Quick background: we have a large source base written in Python. It is a compiler for a domain specific language, and internally everything is represented as directed graphs. These digraphs are built up from sets, and so we use the builtin set type in Python.
The problem is that we didn't originally realise that Python actively uses the lack of ordering guarantee in a set object to use a faster non-deterministic implementation. So when you iterate over the objects in a set (as we do frequently) the order they are returned in is weakly random. It doesn't change on every execution, but it does change frequently. From what I've seen debugging our code it seems as if a hash of the source code acts as a seed for the random number generator. So changing the code, even in a path that is not executed, causes the set iterator to change the order that elements are generated in.
Our basic debugging strategy is to dump prints into where we think the error is, refining them based on the output until we find the bug. Not very elegant but for most things it largely works. The basic problems is that adding/changing any print statement triggers different behaviour and a wildly different execution path. We can't afford to print/log everything as it slows down the compiler's execution time from about 20s (managable) to about an hour (not so managable).

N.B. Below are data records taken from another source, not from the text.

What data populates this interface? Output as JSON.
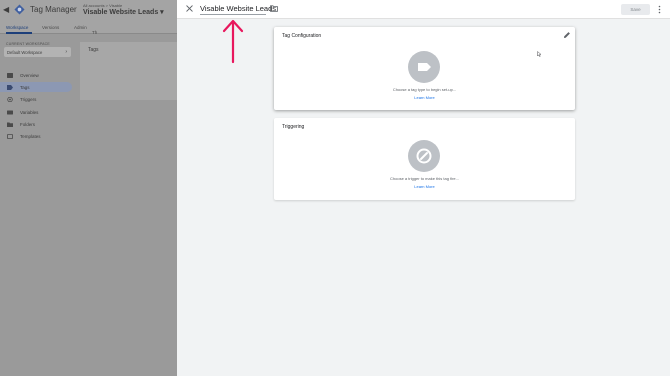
{
  "app": {
    "name": "Tag Manager",
    "breadcrumb": "All accounts > Visable",
    "container": "Visable Website Leads ▾",
    "tabs": [
      {
        "label": "Workspace"
      },
      {
        "label": "Versions"
      },
      {
        "label": "Admin"
      }
    ],
    "workspace_label": "CURRENT WORKSPACE",
    "workspace_value": "Default Workspace",
    "nav": [
      {
        "label": "Overview",
        "icon": "overview-icon"
      },
      {
        "label": "Tags",
        "icon": "tag-icon"
      },
      {
        "label": "Triggers",
        "icon": "trigger-icon"
      },
      {
        "label": "Variables",
        "icon": "variables-icon"
      },
      {
        "label": "Folders",
        "icon": "folder-icon"
      },
      {
        "label": "Templates",
        "icon": "templates-icon"
      }
    ],
    "content_title": "Tags",
    "content_fragment": "Th"
  },
  "panel": {
    "title": "Visable Website Leads",
    "save_label": "Save",
    "config": {
      "title": "Tag Configuration",
      "hint": "Choose a tag type to begin set-up...",
      "link": "Learn More"
    },
    "triggering": {
      "title": "Triggering",
      "hint": "Choose a trigger to make this tag fire...",
      "link": "Learn More"
    }
  },
  "colors": {
    "accent": "#1a73e8",
    "annotation_arrow": "#e8175d",
    "placeholder_circle": "#bdc1c6"
  }
}
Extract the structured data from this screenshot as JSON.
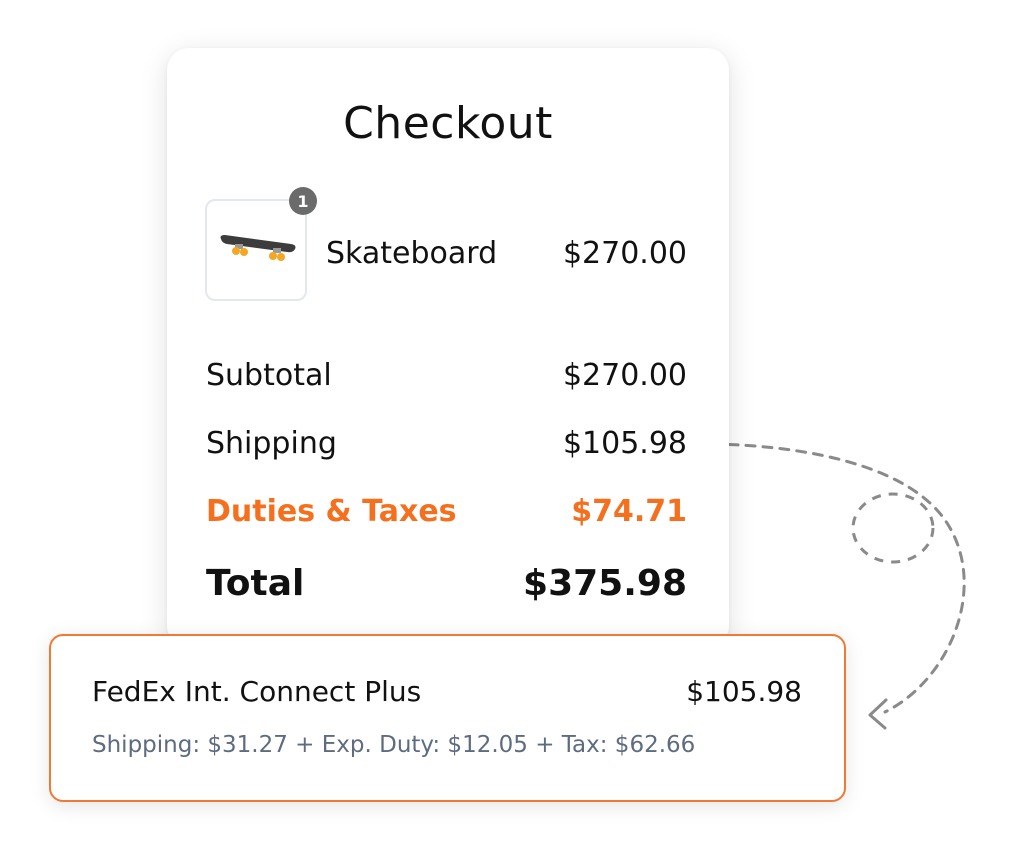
{
  "checkout": {
    "title": "Checkout",
    "item": {
      "name": "Skateboard",
      "price": "$270.00",
      "quantity_badge": "1",
      "image_icon": "skateboard-icon"
    },
    "subtotal": {
      "label": "Subtotal",
      "value": "$270.00"
    },
    "shipping": {
      "label": "Shipping",
      "value": "$105.98"
    },
    "duties": {
      "label": "Duties & Taxes",
      "value": "$74.71"
    },
    "total": {
      "label": "Total",
      "value": "$375.98"
    }
  },
  "shipping_option": {
    "carrier": "FedEx Int. Connect Plus",
    "price": "$105.98",
    "breakdown": "Shipping: $31.27 + Exp. Duty: $12.05 + Tax: $62.66"
  },
  "colors": {
    "accent_orange": "#f5701e",
    "border_orange": "#ee7a34",
    "muted_text": "#5e6c80",
    "badge_gray": "#6b6b6b"
  }
}
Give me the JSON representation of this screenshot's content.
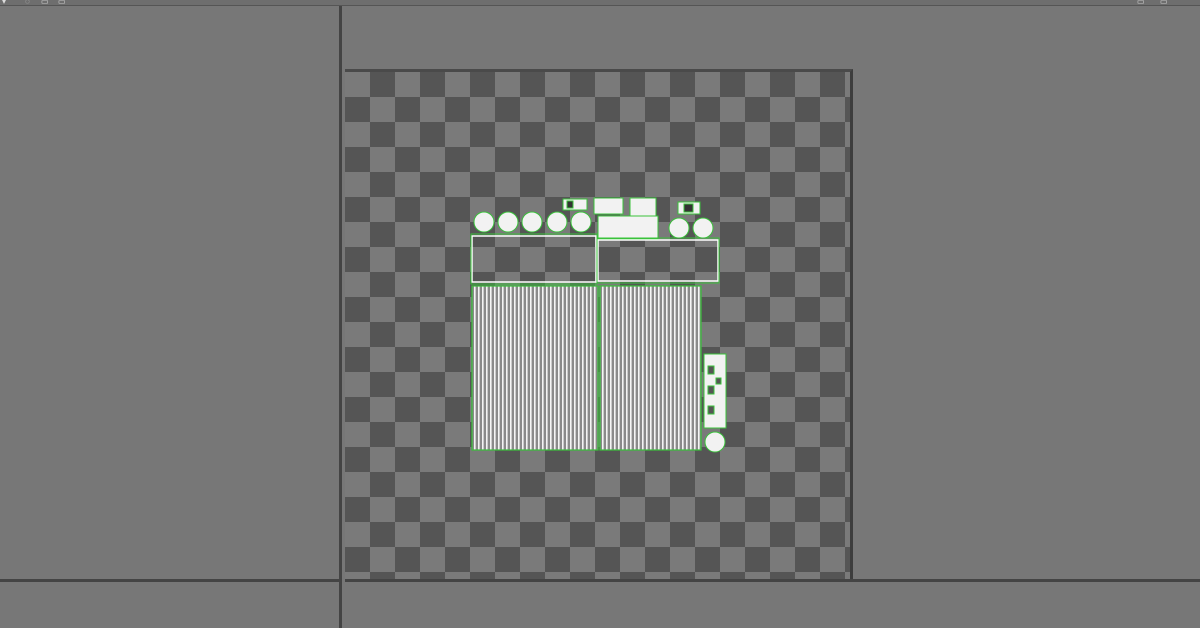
{
  "window": {
    "toolbar_icons": [
      "cursor-icon",
      "rotate-icon",
      "select-icon",
      "move-icon",
      "screen-icon",
      "layout-icon"
    ]
  },
  "viewport": {
    "canvas_pattern": "checkerboard",
    "uv_wire_color": "#39c23a",
    "uv_fill_color": "#f2f2f2"
  },
  "panels": {
    "left": "",
    "bottom_left": "",
    "bottom_right": ""
  }
}
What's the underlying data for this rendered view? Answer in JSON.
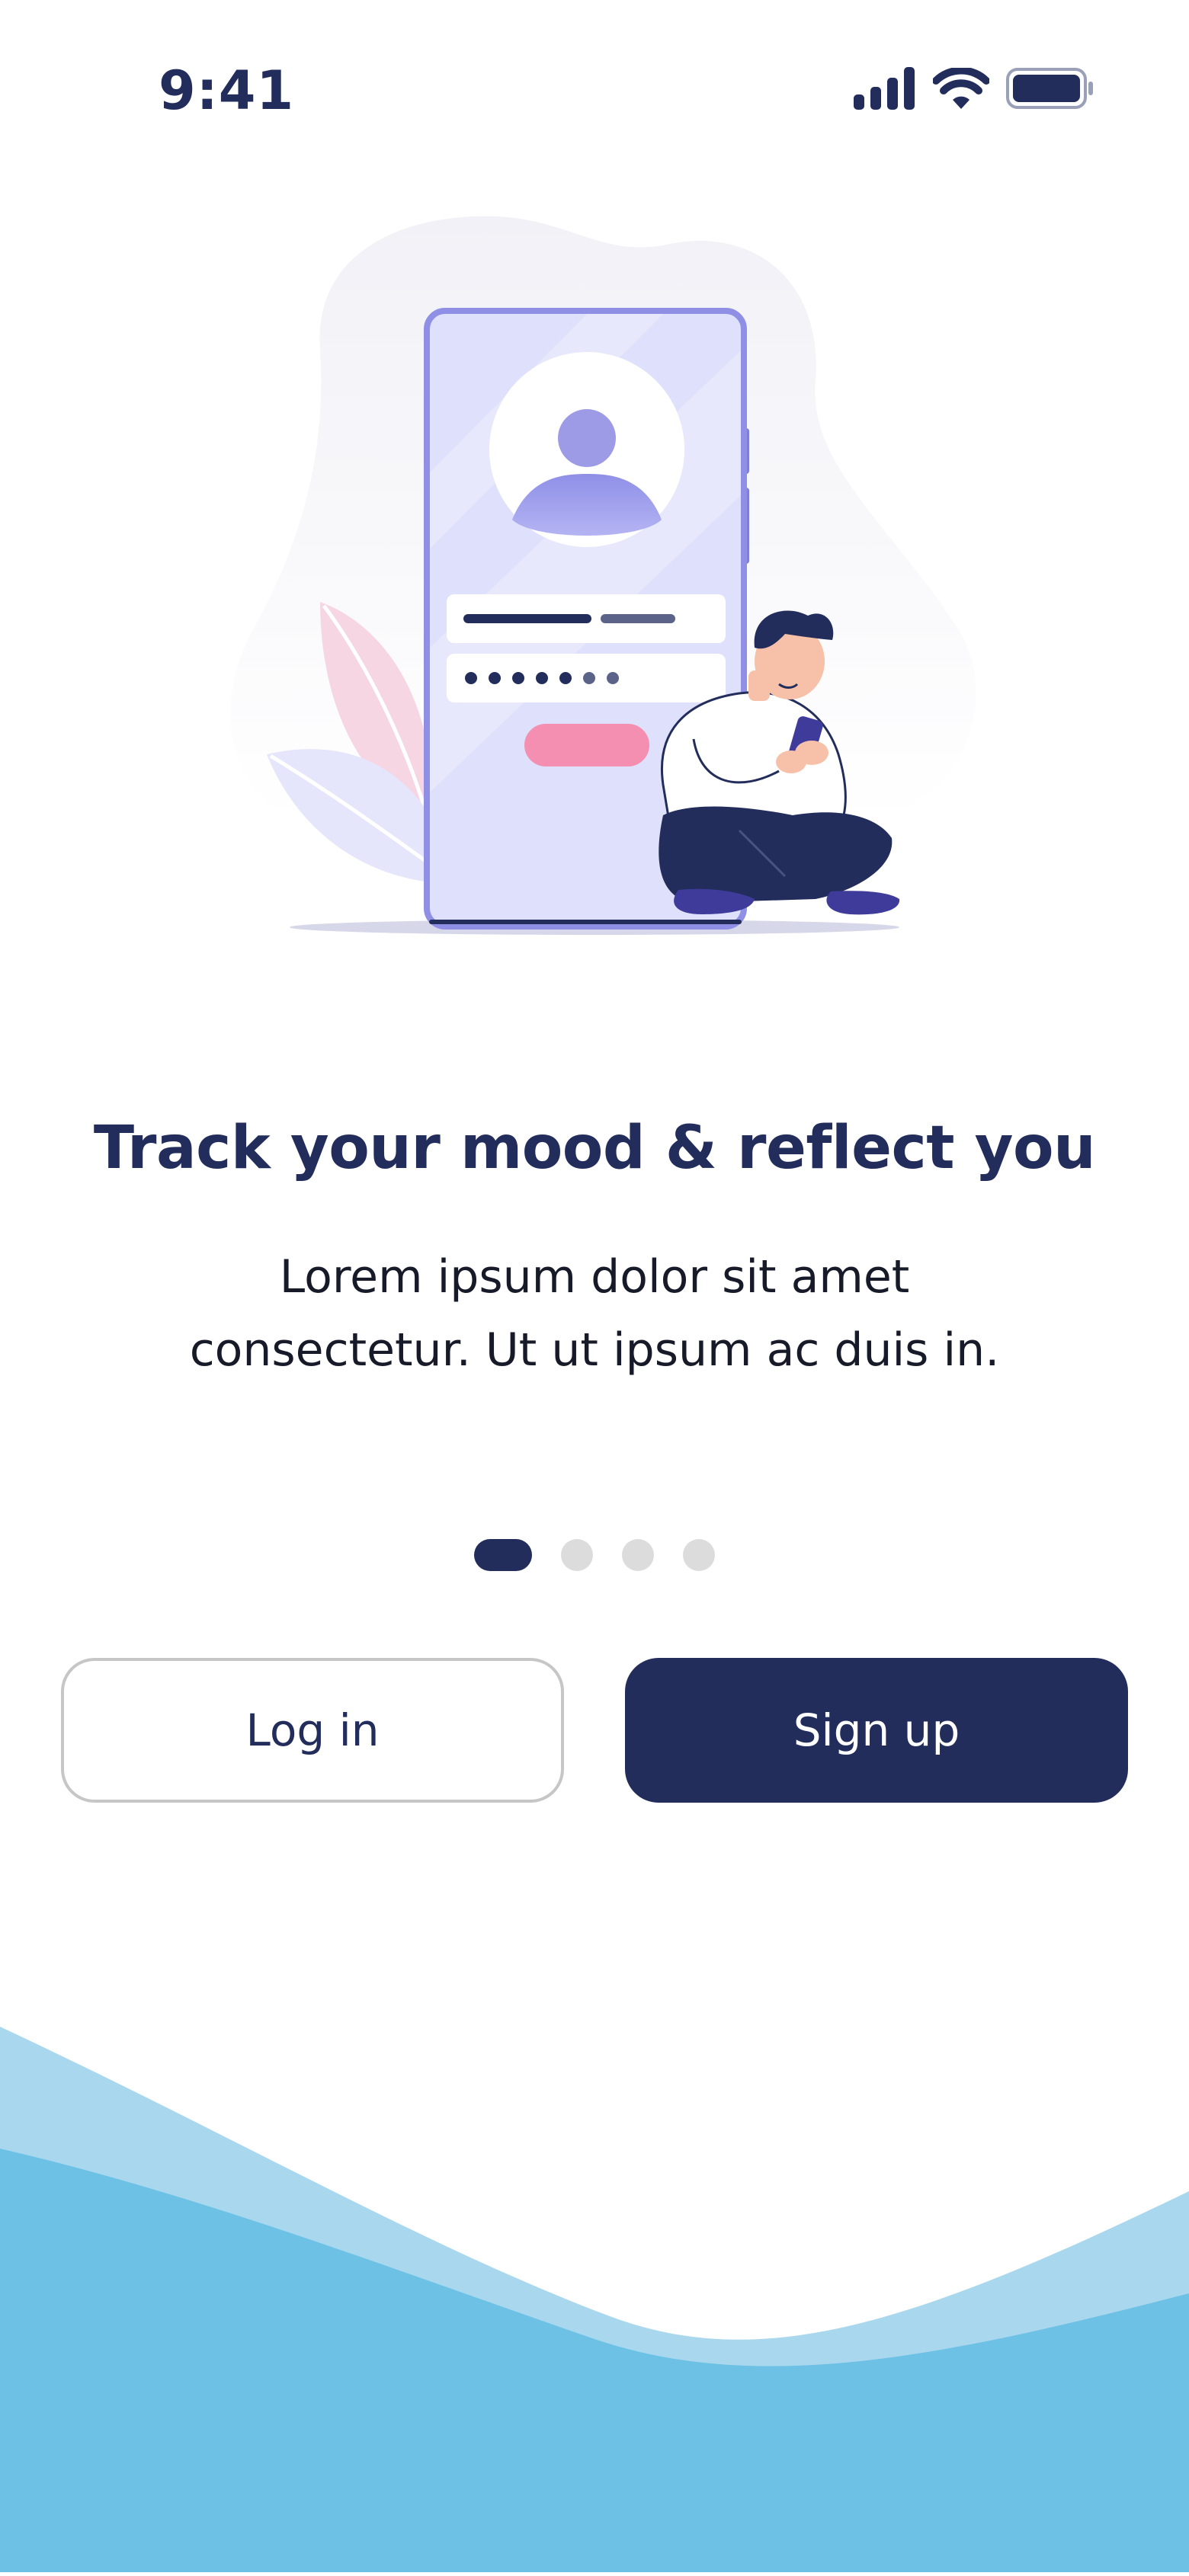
{
  "status_bar": {
    "time": "9:41",
    "icons": [
      "signal-icon",
      "wifi-icon",
      "battery-icon"
    ]
  },
  "illustration": {
    "subject": "person sitting beside large phone showing login form"
  },
  "onboarding": {
    "title": "Track your mood & reflect you",
    "subtitle_line1": "Lorem ipsum dolor sit amet",
    "subtitle_line2": "consectetur. Ut ut ipsum ac duis in.",
    "pagination": {
      "total": 4,
      "current": 1
    }
  },
  "actions": {
    "login_label": "Log in",
    "signup_label": "Sign up"
  },
  "colors": {
    "primary": "#222d5b",
    "wave_light": "#a9d8ee",
    "wave_dark": "#6cc1e5",
    "accent_pink": "#f48fb1",
    "illustration_purple": "#9b9bf0"
  }
}
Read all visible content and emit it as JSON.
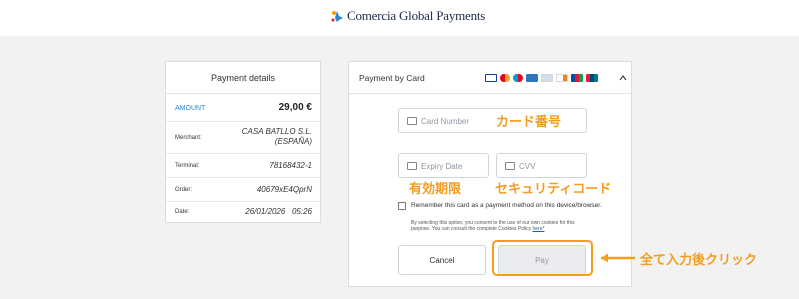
{
  "header": {
    "logo_text": "Comercia Global Payments"
  },
  "payment_details": {
    "title": "Payment details",
    "amount_label": "AMOUNT",
    "amount_value": "29,00 €",
    "rows": [
      {
        "label": "Merchant:",
        "value": "CASA BATLLO S.L. (ESPAÑA)"
      },
      {
        "label": "Terminal:",
        "value": "78168432-1"
      },
      {
        "label": "Order:",
        "value": "40679xE4QprN"
      },
      {
        "label": "Date:",
        "value": "26/01/2026   05:26"
      }
    ]
  },
  "payment_by_card": {
    "title": "Payment by Card",
    "brands": [
      "visa-icon",
      "mastercard-icon",
      "maestro-icon",
      "amex-icon",
      "diners-icon",
      "discover-icon",
      "jcb-icon",
      "unionpay-icon"
    ],
    "card_number_placeholder": "Card Number",
    "expiry_placeholder": "Expiry Date",
    "cvv_placeholder": "CVV",
    "remember_text": "Remember this card as a payment method on this device/browser.",
    "consent_text": "By selecting this option, you consent to the use of our own cookies for this purpose. You can consult the complete Cookies Policy",
    "policy_link": "here*",
    "cancel_label": "Cancel",
    "pay_label": "Pay"
  },
  "annotations": {
    "card_number": "カード番号",
    "expiry": "有効期限",
    "cvv": "セキュリティコード",
    "pay": "全て入力後クリック"
  },
  "colors": {
    "accent_orange": "#f39c1f",
    "link_blue": "#2d86d6",
    "brand_navy": "#1d2a4a"
  }
}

How would you diagnose a problem that only occurs infrequently and disappears when you start to look for it?
Edit for clarification: Several answers suggest ways to fix the ordering of the sets. As torkildr says below "The problem here isn't that sets behave strangely, the problem is that your program behaves as if it doesn't". This is exactly the problem, but the solution is not to use deterministic sets. This would simply mask the behaviour. The problem is to find why our program behaves this way and fix that behaviour. The algorithms that we use should work on graphs represented as unordered sets. They don't. I need to find out where these bugs and why they occur.
Problem solved:
It turns out that on the implementation of Python that I'm using (2.6 on OS-X) if the relationship between the __eq__
and __hash__
methods of the objects being stored in the set is not quite a valid ordering then the system exhibits the weakly random behaviour described. There must be some code in the C implementation of set.add() that uses something from the random module to build the representation. This causes a dependency on the system entropy pool which changes the ordering on disk writes.
No direct answers, but reading kriss' follow-up question caused the insight to solve this problem so he gets the vote.